Collaboration Within the Automotive Industry
Since 2004, Ford has worked with the AIAG to implement its capability-building program with global suppliers, with the intent of leveraging that work with other automakers (see diagram below). Ford has taken an “open book” approach to its supply chain work and has contributed an “executive on loan” – the global manager of our Supply Chain Sustainability group – to the AIAG to support the industry’s work and share what we have learned from working on these issues within our own operations. Materials developed within Ford to promote responsible working conditions have been offered to the group as a platform for use and development.
In 2005, Ford, General Motors, Chrysler, Honda North America and Toyota North America began collaborative work through the AIAG to explore a cooperative industry approach to promoting decent working conditions in the supply chain. We continue to seek the participation of all global OEMs. Nissan and Daimler have since joined the AIAG and have begun participation in a number of established and emergent workgroups. Additionally, Renault has participated in the 2010 Turkey Global Working Conditions supplier training. We have engaged suppliers across a variety of different commodities. Their participation has been important to inform the activities pursued by the automakers at the AIAG, as has engagement with government (both U.S. and local governments in the countries in which training programs are provided) and nongovernmental agencies.
Initiative participants have created a set of guidance statements to establish a shared industry voice on key working conditions issues. The statements cover the core elements of individual companies’ codes and policies, joint codes created by other industries and key international standards. The guidance statements cover child labor, forced labor, freedom of association, harassment and discrimination, health and safety, wages and benefits, and working hours. These statements serve as a baseline agreed upon by all the participating OEMs and are used as a platform for training. In 2010, we reached agreement with the other automakers to also expand the training curriculum to cover business ethics and environmental responsibility.
It should be noted that Ford’s specific expectations in the Ford CBWC for child labor exceed the expectations in the industry guidance statements and also include elements not yet addressed by the industry guidance statements, such as community engagement and indigenous populations.
Tier 1 Engagement for Supply Chain Sustainability
Two new countries saw the launch of the AIAG jointly sponsored supplier training in 2010 – Turkey and Brazil. Both launches were executed successfully with the attendance of 463 total suppliers. The training in Turkey involved – for the first time – participation by a couple of European-based OEMs. Consistent with the format of Ford’s original design, the attendees were required to subsequently complete a cascade of the training and expectations to the entire factory population and suppliers. Through this process, the trainings impacted more than 83,300 workers and 29,600 Tier 2 suppliers.

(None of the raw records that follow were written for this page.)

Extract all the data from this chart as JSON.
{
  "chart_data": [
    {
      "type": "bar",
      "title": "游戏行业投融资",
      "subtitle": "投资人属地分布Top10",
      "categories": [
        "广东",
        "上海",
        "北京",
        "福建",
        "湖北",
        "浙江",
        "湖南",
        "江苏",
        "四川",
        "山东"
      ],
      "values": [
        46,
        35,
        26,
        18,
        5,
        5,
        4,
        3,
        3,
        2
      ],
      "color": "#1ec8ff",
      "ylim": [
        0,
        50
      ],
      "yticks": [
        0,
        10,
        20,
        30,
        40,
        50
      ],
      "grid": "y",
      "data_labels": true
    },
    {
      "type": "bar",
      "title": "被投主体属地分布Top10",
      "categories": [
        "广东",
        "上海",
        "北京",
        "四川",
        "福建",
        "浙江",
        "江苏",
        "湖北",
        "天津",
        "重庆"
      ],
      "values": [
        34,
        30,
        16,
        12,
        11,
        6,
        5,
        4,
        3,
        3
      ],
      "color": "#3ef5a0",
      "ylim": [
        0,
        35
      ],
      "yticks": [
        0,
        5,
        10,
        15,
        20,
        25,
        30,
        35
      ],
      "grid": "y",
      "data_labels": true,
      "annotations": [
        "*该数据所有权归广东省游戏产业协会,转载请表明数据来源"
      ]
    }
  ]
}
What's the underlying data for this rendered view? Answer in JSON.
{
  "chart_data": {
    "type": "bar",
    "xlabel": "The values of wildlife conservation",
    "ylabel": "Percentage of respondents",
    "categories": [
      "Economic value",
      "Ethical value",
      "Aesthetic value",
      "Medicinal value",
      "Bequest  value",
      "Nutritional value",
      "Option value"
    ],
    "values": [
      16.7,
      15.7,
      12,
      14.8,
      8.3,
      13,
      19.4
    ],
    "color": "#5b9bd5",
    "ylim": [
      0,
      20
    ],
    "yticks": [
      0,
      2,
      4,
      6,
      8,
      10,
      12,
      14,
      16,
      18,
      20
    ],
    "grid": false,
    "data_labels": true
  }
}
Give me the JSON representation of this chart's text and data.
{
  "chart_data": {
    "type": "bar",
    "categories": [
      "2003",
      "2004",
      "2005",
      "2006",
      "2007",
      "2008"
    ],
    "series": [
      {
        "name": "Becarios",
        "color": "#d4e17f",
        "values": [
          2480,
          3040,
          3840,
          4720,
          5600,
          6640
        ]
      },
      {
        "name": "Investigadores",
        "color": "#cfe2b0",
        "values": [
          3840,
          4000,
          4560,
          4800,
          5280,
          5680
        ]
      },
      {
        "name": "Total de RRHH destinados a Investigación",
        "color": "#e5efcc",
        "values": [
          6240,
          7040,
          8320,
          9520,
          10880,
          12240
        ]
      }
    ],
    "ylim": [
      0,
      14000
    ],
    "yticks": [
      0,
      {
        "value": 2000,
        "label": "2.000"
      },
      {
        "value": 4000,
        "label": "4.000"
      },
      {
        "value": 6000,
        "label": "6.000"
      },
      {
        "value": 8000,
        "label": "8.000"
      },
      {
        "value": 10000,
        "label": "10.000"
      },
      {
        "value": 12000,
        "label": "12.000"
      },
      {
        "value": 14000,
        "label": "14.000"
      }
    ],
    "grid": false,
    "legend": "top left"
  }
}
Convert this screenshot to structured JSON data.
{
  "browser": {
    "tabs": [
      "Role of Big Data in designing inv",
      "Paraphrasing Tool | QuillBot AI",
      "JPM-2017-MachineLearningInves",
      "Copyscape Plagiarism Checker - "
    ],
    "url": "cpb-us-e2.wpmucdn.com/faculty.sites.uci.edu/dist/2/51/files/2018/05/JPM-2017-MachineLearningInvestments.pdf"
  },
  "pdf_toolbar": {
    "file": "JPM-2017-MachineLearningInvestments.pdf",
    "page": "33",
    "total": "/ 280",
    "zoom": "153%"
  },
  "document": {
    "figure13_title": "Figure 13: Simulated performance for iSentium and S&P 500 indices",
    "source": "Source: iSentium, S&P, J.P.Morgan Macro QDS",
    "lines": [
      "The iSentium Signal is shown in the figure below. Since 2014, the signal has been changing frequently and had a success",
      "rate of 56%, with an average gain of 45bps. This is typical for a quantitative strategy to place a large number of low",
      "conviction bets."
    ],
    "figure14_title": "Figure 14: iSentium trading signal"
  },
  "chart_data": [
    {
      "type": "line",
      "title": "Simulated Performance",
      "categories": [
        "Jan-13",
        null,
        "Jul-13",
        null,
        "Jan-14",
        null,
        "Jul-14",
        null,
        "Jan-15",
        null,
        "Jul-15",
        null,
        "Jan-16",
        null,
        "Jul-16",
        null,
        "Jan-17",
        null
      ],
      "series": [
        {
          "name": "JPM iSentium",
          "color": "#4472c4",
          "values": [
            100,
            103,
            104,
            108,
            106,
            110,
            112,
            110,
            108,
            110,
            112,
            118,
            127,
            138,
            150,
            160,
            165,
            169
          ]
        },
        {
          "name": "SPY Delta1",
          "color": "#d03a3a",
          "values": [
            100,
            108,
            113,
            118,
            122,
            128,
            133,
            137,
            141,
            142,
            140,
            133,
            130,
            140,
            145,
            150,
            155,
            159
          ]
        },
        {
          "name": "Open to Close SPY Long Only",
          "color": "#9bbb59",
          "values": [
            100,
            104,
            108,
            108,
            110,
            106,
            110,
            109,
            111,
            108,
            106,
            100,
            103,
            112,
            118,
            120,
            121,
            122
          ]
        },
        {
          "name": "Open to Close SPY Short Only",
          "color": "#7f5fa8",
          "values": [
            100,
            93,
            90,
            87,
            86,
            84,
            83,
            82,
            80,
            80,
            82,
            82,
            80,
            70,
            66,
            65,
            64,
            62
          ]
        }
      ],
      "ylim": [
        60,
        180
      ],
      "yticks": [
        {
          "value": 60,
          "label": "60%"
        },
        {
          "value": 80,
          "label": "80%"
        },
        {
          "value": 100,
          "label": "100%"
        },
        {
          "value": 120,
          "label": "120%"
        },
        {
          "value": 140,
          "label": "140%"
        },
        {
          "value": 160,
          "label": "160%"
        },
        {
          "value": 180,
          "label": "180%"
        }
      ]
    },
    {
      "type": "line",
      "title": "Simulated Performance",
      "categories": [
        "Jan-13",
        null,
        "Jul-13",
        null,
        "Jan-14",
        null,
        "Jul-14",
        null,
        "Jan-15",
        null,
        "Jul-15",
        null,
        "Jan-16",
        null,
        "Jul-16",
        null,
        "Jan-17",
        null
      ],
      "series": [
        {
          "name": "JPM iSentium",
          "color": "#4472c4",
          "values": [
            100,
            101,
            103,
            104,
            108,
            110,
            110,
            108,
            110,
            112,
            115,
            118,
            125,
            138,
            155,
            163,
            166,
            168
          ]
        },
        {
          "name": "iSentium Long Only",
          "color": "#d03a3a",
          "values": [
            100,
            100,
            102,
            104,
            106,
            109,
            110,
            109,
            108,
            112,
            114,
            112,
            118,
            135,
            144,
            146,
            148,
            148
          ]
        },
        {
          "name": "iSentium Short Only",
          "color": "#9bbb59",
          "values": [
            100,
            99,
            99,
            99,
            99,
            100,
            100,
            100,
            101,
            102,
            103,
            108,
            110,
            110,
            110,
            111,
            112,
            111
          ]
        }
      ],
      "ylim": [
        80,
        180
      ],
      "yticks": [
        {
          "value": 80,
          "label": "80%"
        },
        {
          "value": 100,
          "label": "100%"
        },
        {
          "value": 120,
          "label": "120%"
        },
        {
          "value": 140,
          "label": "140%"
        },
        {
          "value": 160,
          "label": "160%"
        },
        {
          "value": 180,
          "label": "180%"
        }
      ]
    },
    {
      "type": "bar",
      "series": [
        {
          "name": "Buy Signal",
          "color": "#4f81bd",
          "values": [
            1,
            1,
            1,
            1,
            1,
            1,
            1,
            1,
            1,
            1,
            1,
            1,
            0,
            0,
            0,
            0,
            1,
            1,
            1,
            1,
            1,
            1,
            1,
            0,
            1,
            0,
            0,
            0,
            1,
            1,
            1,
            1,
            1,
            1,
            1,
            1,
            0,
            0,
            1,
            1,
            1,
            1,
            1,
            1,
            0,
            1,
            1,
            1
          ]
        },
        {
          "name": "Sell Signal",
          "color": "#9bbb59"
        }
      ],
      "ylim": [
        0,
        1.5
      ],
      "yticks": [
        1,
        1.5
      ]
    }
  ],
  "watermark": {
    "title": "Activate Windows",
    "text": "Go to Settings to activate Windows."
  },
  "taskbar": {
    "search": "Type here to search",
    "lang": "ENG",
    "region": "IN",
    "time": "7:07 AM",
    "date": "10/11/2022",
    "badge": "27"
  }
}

The automakers collaborating at the AIAG have developed an online training program on supply chain working conditions and responsible procurement targeted at purchasing or supply chain management. The web-based training was launched in early 2010 by the five participating OEMs free of charge to their respective suppliers. The training was also deployed internally at a number of the sponsoring OEMs for their own global purchasing and supply chain staffs. Evaluation of the course and its impact is underway.
Next Steps in Industry Cooperation
The work of the companies at the AIAG continues on several fronts:
- Exploring an industry response to raw materials sourcing and transparency challenges
- Continuing to expand the factory-level supplier training program
- Increasing supplier ownership of working conditions issues through an expansion of engagement opportunities (i.e., the launch of e-learning programs in 2010 and continued direct engagement in AIAG work groups)
- Development of additional resources and networks that will ensure the successful communication of working conditions expectations throughout the automotive supply chain
For all workstreams, the AIAG and the companies are actively reaching out to others in the automotive supply chain, including global automakers and heavy truck manufacturers, industry associations and major automotive suppliers, as well as cross-sectoral initiatives. Broader participation will be needed to achieve the vision of an industry-wide approach to promoting supply chain sustainability.